The National Multifamily Housing Council’s Quarterly Survey of Apartment Market Conditions for October 2021 show strong and ongoing improvement continues across the multifamily industry. For the third quarter in a row, the Market Tightness (82), Sales Volume (79) and Equity Financing (65) indexes reflected results considerably above the breakeven level of 50. And while the Debt Financing (48) index showed weaker conditions, most respondents felt conditions were unchanged from last quarter.

“Ultimately, this is good news for the multifamily industry,” Caitlin Sugrue Walter, vice president for research at Washington, D.C.-based National Multifamily Housing Council (NMHC), told Multi-Housing News. “This data highlights the ongoing strength of the sector based on the strong demand and fundamentals underlying the market.”

Sales Volume vs. Market Tightness. Data and chart courtesy of NMHC

Tighter conditions

The Market Tightness Index fell from 96 to 82, indicating tighter market conditions. Almost three-quarters (71 percent) of respondents reported market conditions were tighter than three months earlier. Only 8 percent reported looser conditions, and 20 percent felt conditions were unchanged from the second quarter.

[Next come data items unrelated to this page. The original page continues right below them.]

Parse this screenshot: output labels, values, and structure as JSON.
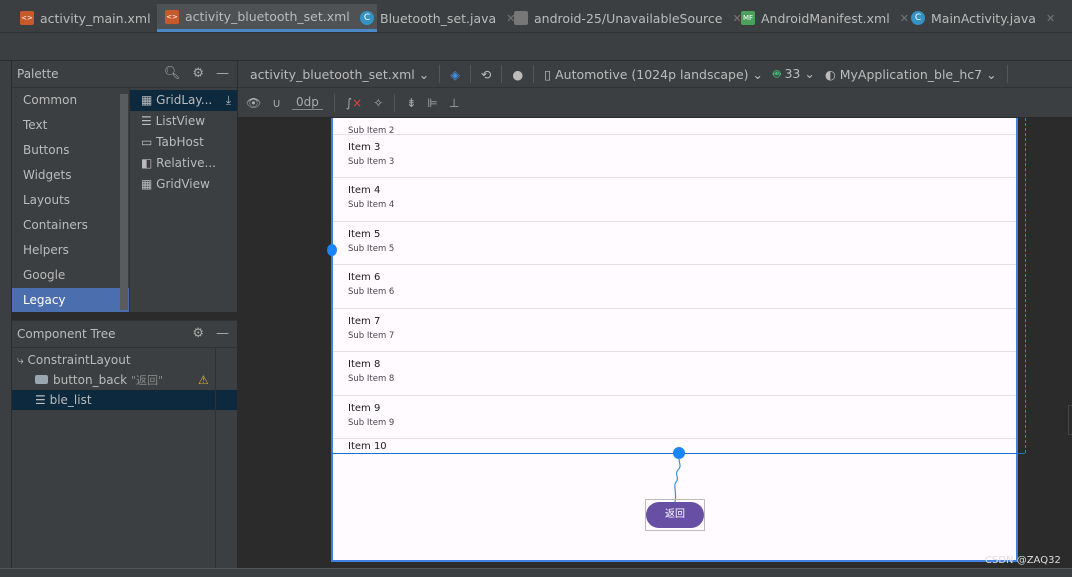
{
  "tabs": [
    {
      "label": "activity_main.xml",
      "icon": "xml-file-icon",
      "active": false
    },
    {
      "label": "activity_bluetooth_set.xml",
      "icon": "xml-file-icon",
      "active": true
    },
    {
      "label": "Bluetooth_set.java",
      "icon": "java-class-icon",
      "active": false
    },
    {
      "label": "android-25/UnavailableSource",
      "icon": "source-file-icon",
      "active": false
    },
    {
      "label": "AndroidManifest.xml",
      "icon": "manifest-file-icon",
      "active": false
    },
    {
      "label": "MainActivity.java",
      "icon": "java-class-icon",
      "active": false
    }
  ],
  "palette": {
    "title": "Palette",
    "categories": [
      "Common",
      "Text",
      "Buttons",
      "Widgets",
      "Layouts",
      "Containers",
      "Helpers",
      "Google",
      "Legacy"
    ],
    "selected_category": "Legacy",
    "widgets": [
      "GridLay...",
      "ListView",
      "TabHost",
      "Relative...",
      "GridView"
    ]
  },
  "component_tree": {
    "title": "Component Tree",
    "nodes": [
      {
        "label": "ConstraintLayout"
      },
      {
        "label": "button_back",
        "hint": "\"返回\"",
        "warning": true
      },
      {
        "label": "ble_list",
        "selected": true
      }
    ]
  },
  "toolbar": {
    "file": "activity_bluetooth_set.xml",
    "device": "Automotive (1024p landscape)",
    "api": "33",
    "theme": "MyApplication_ble_hc7",
    "margin": "0dp"
  },
  "preview": {
    "partial_top": "Sub Item 2",
    "items": [
      {
        "t": "Item 3",
        "s": "Sub Item 3"
      },
      {
        "t": "Item 4",
        "s": "Sub Item 4"
      },
      {
        "t": "Item 5",
        "s": "Sub Item 5"
      },
      {
        "t": "Item 6",
        "s": "Sub Item 6"
      },
      {
        "t": "Item 7",
        "s": "Sub Item 7"
      },
      {
        "t": "Item 8",
        "s": "Sub Item 8"
      },
      {
        "t": "Item 9",
        "s": "Sub Item 9"
      },
      {
        "t": "Item 10",
        "s": ""
      }
    ],
    "button": "返回"
  },
  "watermark": "CSDN @ZAQ32",
  "colors": {
    "accent": "#4a88c7",
    "button": "#6750a4",
    "constraint": "#1a85ff",
    "selection": "#4b6eaf"
  }
}
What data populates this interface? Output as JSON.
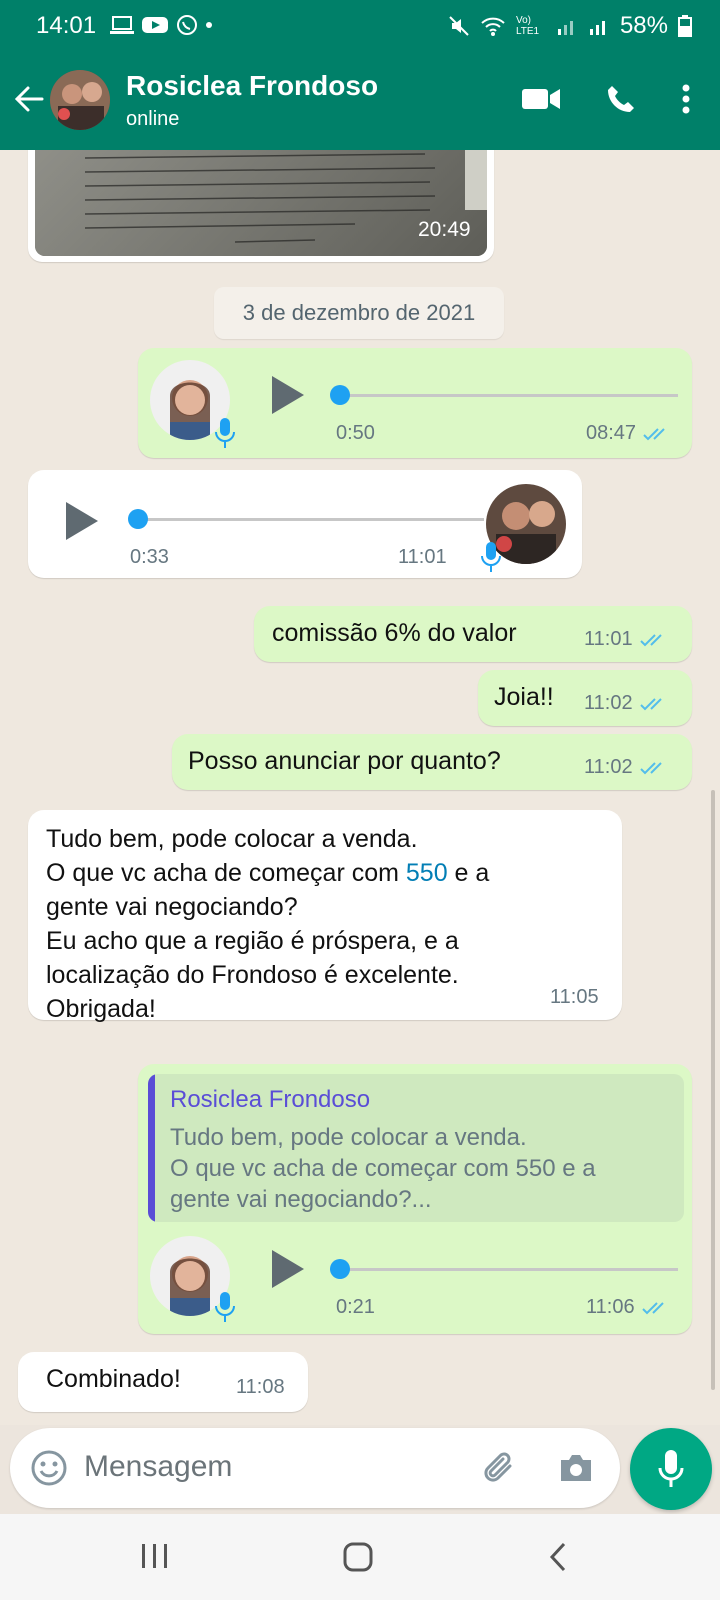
{
  "status_bar": {
    "time": "14:01",
    "battery": "58%",
    "network": "Vo) LTE1"
  },
  "header": {
    "contact_name": "Rosiclea Frondoso",
    "presence": "online",
    "icons": [
      "back-arrow-icon",
      "video-call-icon",
      "phone-call-icon",
      "more-vert-icon"
    ]
  },
  "chat": {
    "doc_timestamp": "20:49",
    "date_separator": "3 de dezembro de 2021",
    "messages": [
      {
        "type": "voice",
        "dir": "out",
        "duration": "0:50",
        "time": "08:47"
      },
      {
        "type": "voice",
        "dir": "in",
        "duration": "0:33",
        "time": "11:01"
      },
      {
        "type": "text",
        "dir": "out",
        "text": "comissão 6% do valor",
        "time": "11:01"
      },
      {
        "type": "text",
        "dir": "out",
        "text": "Joia!!",
        "time": "11:02"
      },
      {
        "type": "text",
        "dir": "out",
        "text": "Posso anunciar por quanto?",
        "time": "11:02"
      },
      {
        "type": "text",
        "dir": "in",
        "lines": [
          "Tudo bem, pode colocar a venda.",
          "O que vc acha de começar com ",
          "550",
          " e a",
          "gente vai negociando?",
          "Eu acho que a região é próspera, e a",
          "localização do  Frondoso é excelente.",
          "Obrigada!"
        ],
        "time": "11:05"
      },
      {
        "type": "voice-reply",
        "dir": "out",
        "reply_name": "Rosiclea Frondoso",
        "reply_lines": [
          "Tudo bem, pode colocar a venda.",
          "O que vc acha de começar com 550 e a",
          "gente vai negociando?..."
        ],
        "duration": "0:21",
        "time": "11:06"
      },
      {
        "type": "text",
        "dir": "in",
        "text": "Combinado!",
        "time": "11:08"
      }
    ]
  },
  "composer": {
    "placeholder": "Mensagem"
  },
  "colors": {
    "header": "#008069",
    "outgoing": "#dcf8c6",
    "incoming": "#ffffff",
    "accent": "#00a884",
    "read_ticks": "#53bdeb",
    "link_number": "#027eb5"
  }
}
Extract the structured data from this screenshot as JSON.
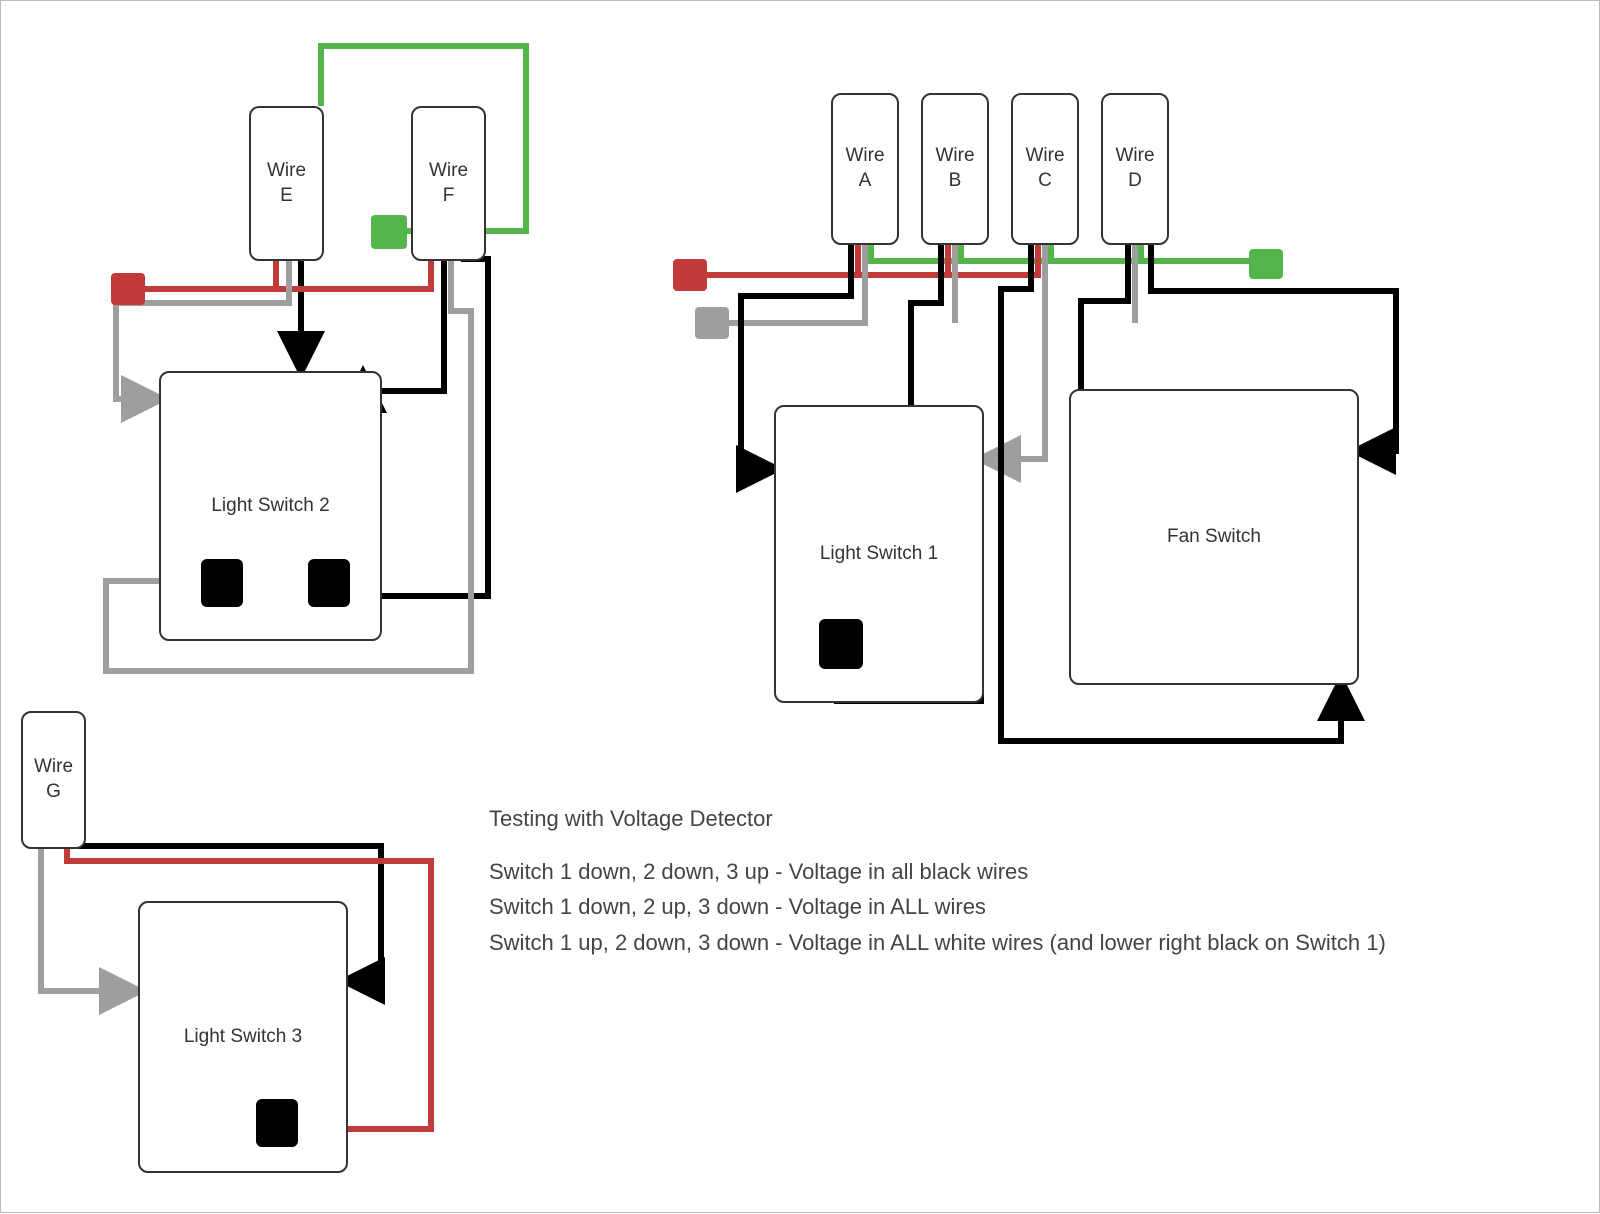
{
  "wires": {
    "e": "Wire\nE",
    "f": "Wire\nF",
    "a": "Wire\nA",
    "b": "Wire\nB",
    "c": "Wire\nC",
    "d": "Wire\nD",
    "g": "Wire\nG"
  },
  "switches": {
    "ls1": "Light Switch 1",
    "ls2": "Light Switch 2",
    "ls3": "Light Switch 3",
    "fan": "Fan Switch"
  },
  "notes": {
    "title": "Testing with Voltage Detector",
    "line1": "Switch 1 down, 2 down, 3 up - Voltage in all black wires",
    "line2": "Switch 1 down, 2 up, 3 down - Voltage in ALL wires",
    "line3": "Switch 1 up, 2 down, 3 down - Voltage in ALL white wires (and lower right black on Switch 1)"
  },
  "colors": {
    "black": "#000000",
    "red": "#c23b3b",
    "green": "#54b54a",
    "gray": "#9e9e9e",
    "outline": "#333333"
  }
}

The Sales Volume Index registered a 79, a number unchanged from a quarter earlier. That indicated ongoing robustness in apartment sales volume. More than half (61 percent) of respondents said sales volume was higher than it had been three months earlier, while 32 percent believed volume had remained unchanged. Only 4 percent felt sales volume was lower than the prior quarter.

The Equity Financing Index inched lower, from 69 to 65. Just about one-third (33 percent) of respondents saw greater availability of equity financing than they had in the quarter prior. Meanwhile, more than half (52 percent) felt equity financing conditions had remained unchanged. Only 4 percent found equity financing less available.

Representing the only index to dip below break-even level for this quarter, the Debt Financing Index dropped from 71 to 48.

Some 17 percent of respondents indicated conditions for debt financing were better in the third quarter than in the prior three months. But 21 percent believed financing conditions had worsened. The majority reported conditions in the debt market were unchanged.

The strong demand and fundamentals underlying the market are good harbingers for the future, according to Walter.

“Looking ahead, this demand is likely to continue, making for a positive short- to mid-term horizon for the industry,” she said.